This interview with sculptor Zach Coffin was originally published in 2003.
At Burning Man, the yearly gathering in the Nevada desert, art nourishes community — if it doesn't kill you first.
For example, some of the 30,000 revelers expected to attend Burning Man 2003 will relax in the shade of 6-ton slabs of granite, suspended above their heads by lengths of aircraft cable.
The Temple of Gravity will be very safe, says its creator, Atlanta sculptor Zach Coffin. On the other hand, another proposed Coffin sculpture — a massive teeter-totter with multi-ton boulders at each end — is not. Coffin calls it "the baby crusher."
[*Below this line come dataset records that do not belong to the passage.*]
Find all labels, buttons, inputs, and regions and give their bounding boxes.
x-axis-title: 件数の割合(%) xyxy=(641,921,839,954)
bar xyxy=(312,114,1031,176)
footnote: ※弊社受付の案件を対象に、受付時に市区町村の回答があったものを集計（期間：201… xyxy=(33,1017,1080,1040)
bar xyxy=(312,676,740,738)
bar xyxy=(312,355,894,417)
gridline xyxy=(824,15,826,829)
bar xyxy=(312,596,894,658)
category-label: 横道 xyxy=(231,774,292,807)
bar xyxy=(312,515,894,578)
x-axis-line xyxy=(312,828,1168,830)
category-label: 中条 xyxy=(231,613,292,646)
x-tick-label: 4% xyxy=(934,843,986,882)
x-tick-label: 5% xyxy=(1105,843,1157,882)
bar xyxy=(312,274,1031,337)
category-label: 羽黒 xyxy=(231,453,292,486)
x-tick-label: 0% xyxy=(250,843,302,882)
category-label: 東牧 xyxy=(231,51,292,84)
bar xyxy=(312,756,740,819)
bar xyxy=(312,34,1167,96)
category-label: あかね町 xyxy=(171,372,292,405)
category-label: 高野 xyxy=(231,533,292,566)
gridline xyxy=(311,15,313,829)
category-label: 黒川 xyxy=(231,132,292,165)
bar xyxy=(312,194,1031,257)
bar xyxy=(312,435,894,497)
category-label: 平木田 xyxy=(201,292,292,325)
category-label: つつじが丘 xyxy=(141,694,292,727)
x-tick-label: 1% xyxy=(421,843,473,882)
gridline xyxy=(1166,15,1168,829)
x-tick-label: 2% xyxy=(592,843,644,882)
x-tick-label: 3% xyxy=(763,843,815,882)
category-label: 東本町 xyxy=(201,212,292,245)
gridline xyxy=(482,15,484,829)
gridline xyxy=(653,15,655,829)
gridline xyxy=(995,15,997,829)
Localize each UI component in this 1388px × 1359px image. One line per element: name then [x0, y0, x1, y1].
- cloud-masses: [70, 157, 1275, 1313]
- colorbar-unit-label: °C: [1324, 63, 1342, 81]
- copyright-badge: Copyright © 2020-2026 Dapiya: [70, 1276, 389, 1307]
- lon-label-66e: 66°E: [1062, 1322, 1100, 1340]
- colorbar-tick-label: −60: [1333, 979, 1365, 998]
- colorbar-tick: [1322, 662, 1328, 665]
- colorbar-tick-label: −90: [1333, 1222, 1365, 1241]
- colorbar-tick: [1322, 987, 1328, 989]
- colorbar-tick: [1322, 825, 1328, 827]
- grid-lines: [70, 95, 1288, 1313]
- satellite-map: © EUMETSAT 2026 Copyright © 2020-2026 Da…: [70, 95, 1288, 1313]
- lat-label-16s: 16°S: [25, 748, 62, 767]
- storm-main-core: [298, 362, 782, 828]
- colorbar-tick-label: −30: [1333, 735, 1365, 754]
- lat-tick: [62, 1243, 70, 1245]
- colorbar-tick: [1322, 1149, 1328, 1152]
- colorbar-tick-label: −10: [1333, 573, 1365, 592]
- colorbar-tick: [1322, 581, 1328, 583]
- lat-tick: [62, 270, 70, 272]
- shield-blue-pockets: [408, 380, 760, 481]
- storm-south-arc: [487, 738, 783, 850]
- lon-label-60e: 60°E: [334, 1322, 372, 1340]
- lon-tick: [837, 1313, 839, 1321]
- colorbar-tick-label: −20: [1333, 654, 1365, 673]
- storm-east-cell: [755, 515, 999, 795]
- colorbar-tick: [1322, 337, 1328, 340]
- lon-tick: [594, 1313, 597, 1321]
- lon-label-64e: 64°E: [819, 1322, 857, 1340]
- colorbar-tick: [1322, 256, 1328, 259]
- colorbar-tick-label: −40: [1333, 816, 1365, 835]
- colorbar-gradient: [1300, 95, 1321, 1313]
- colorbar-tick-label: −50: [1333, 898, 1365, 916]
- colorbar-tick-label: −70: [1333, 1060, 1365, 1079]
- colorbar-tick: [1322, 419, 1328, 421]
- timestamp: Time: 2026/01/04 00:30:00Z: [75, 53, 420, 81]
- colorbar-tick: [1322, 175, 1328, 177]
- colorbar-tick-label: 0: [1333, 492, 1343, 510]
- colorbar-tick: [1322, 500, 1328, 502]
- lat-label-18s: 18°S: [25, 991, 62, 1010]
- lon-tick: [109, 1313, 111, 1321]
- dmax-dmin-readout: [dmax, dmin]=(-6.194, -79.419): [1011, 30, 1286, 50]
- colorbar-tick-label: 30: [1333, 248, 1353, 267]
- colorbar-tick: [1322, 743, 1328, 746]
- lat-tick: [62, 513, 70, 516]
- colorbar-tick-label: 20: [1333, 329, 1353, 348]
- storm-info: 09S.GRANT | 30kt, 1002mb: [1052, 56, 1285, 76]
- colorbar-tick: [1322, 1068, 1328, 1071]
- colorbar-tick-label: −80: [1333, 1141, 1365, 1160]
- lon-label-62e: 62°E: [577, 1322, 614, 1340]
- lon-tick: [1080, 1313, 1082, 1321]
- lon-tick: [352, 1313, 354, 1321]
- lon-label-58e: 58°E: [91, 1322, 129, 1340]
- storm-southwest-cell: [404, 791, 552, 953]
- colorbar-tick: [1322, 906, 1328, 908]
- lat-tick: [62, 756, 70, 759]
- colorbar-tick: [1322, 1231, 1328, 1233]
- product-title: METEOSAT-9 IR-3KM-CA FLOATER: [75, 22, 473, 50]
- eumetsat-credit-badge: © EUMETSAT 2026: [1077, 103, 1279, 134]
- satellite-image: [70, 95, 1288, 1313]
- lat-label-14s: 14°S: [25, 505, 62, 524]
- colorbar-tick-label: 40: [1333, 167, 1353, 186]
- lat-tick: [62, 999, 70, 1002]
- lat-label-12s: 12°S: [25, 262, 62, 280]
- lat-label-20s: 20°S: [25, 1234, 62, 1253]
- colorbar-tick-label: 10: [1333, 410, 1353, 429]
Burning Man founder Larry Harvey, who is visiting Coffin's West End warehouse studio, tips back his pearl gray Stetson, looks at the baby crusher and laughs. "Yeah, " he says. "We'll build that."
Meaning, "not."
Despite the happy anarchy that typifies the Burning Man experience, there is a strong desire on the part of the organizers for the participants to survive.
Harvey also wants the spirit of the event to flourish and spread. This week he's making one of several trips to regional centers around the country to speak about art and its role in generating civic cohesion and to broadcast a few fiery seeds. He'd like to fan the flames in small Burning Man communities, where vending is verboten and creativity is the organizing principle.
Tonight at 7 Harvey speaks at Rich Auditorium in the Woodruff Arts Center, and Friday at 1 he'll speak at Emory University (in a conversation with Art Papers editor Charles Reeve). Friday evening he will attend a sort of mini Burning Man at the City View Sculpture Park in southwest Atlanta, an event co-organized by Coffin that will feature monumental installations, techno music, fire dance, a marching gamelan orchestra, performance art and perhaps a tango or two.
It's the beginning of what Harvey hopes will be a proliferating movement. "Burning Man is not a roadshow, " says Harvey, munching a bagel sandwich at a Midtown restaurant. "We can't take Burning Man here or there. But the participants can."
Burning Man was born in 1985 when Harvey, in a spontaneous act of heartache, or zeal, burned one of his sculptures on a beach in San Francisco. Participants and onlookers enjoyed it, so Harvey did it again the next year. The crowds (and the size of the wooden effigy) grew each year. Discouraged by the authorities from returning to the beach, the group moved to the blistering Black Rock Desert in 1990, effectively removing the onlookers. From that time forward, all who gathered to watch the wooden statue burn were participants, part of a community with a stake in the proceedings.
Mammoth sculptures and installations (including the 80-foot sacrificial wooden sculpture known as the Man) dot the central plaza of the desert encampment, many of them underwritten with part of the $750,000 that the organization gives to artists each year. The works serve as symbols and visual organizers that give the eclectic gathering coherence.
While the Burning Man village and its artworks disappear from the desert at the end of each Labor Day weekend, art can serve the same purposes in permanent communities, says Harvey.
"Ultimately, what we're doing is creating a new market for art, " says Harvey, 56. "We want to create a much larger community that cannot only buy art but can keep it in the public sphere."